In the long run, some say the industry will recover, and perhaps even faster in markets that have relied on mass transit in the past, as cash-strapped transit agencies make cuts to the frequency of trains and buses. Eckerling said one irony from the pandemic and major cities could be that commuters return to driving single-occupancy vehicles to get to work instead of subways and other forms of mass transit out of lingering concerns from the coronavirus.

“I think we will see some of that in some of the heavy mass transit cities where you have white-collar workers who take mass transit. I think some of them are going to drive,” he said. “I don't know if it’s permanent, but it is certainly for some period of time.”

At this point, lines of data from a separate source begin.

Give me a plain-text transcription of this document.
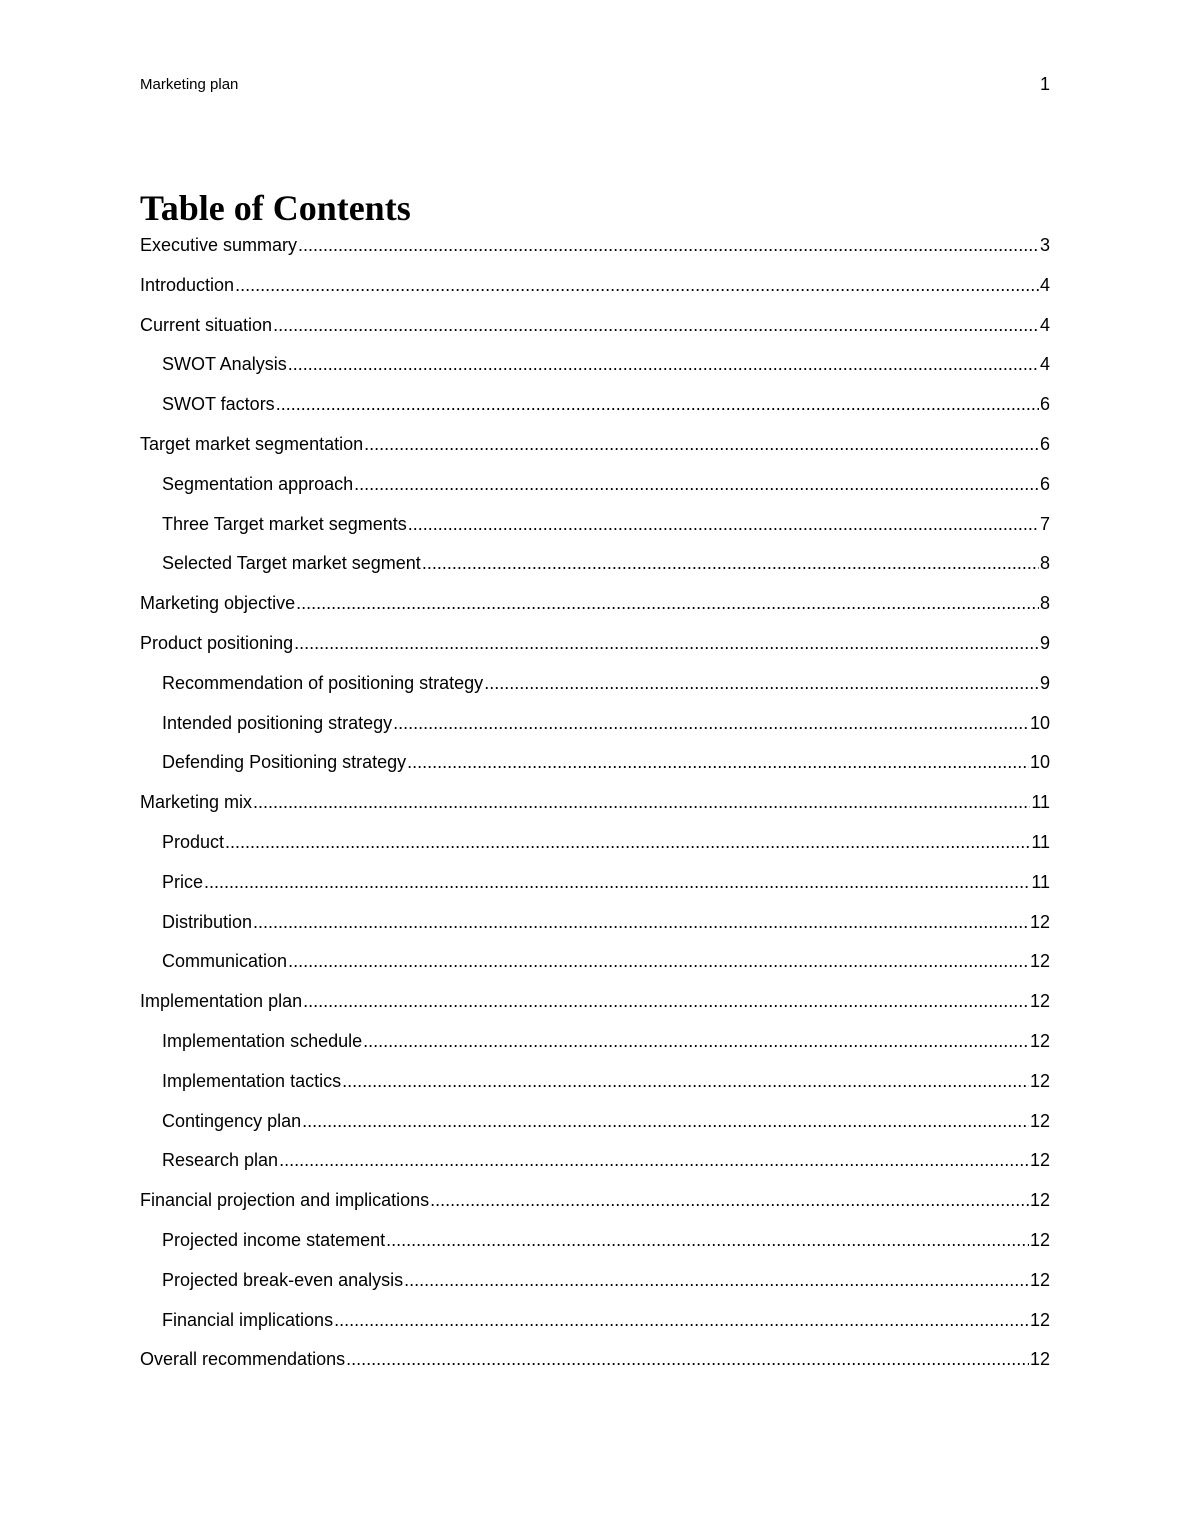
Marketing plan	1
Table of Contents
Executive summary .....	3
Introduction .....	4
Current situation .....	4
SWOT Analysis .....	4
SWOT factors .....	6
Target market segmentation .....	6
Segmentation approach .....	6
Three Target market segments .....	7
Selected Target market segment .....	8
Marketing objective .....	8
Product positioning .....	9
Recommendation of positioning strategy .....	9
Intended positioning strategy .....	10
Defending Positioning strategy .....	10
Marketing mix .....	11
Product .....	11
Price .....	11
Distribution .....	12
Communication .....	12
Implementation plan .....	12
Implementation schedule .....	12
Implementation tactics .....	12
Contingency plan .....	12
Research plan .....	12
Financial projection and implications .....	12
Projected income statement .....	12
Projected break-even analysis .....	12
Financial implications .....	12
Overall recommendations .....	12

Boston Properties, the nation's largest office REIT, has a portfolio consisting almost exclusively of high-rise towers with parking decks, but it doesn't see the need to repurpose that space just yet.

“I may have a rosy crystal ball and I'm biased. I think [future commuting patterns are] going to benefit from having parking garages,” Boston Properties Senior Vice President Jake Stroman said. “I don't know many people who are going to want to wait on the train platform for the next half hour for a train.”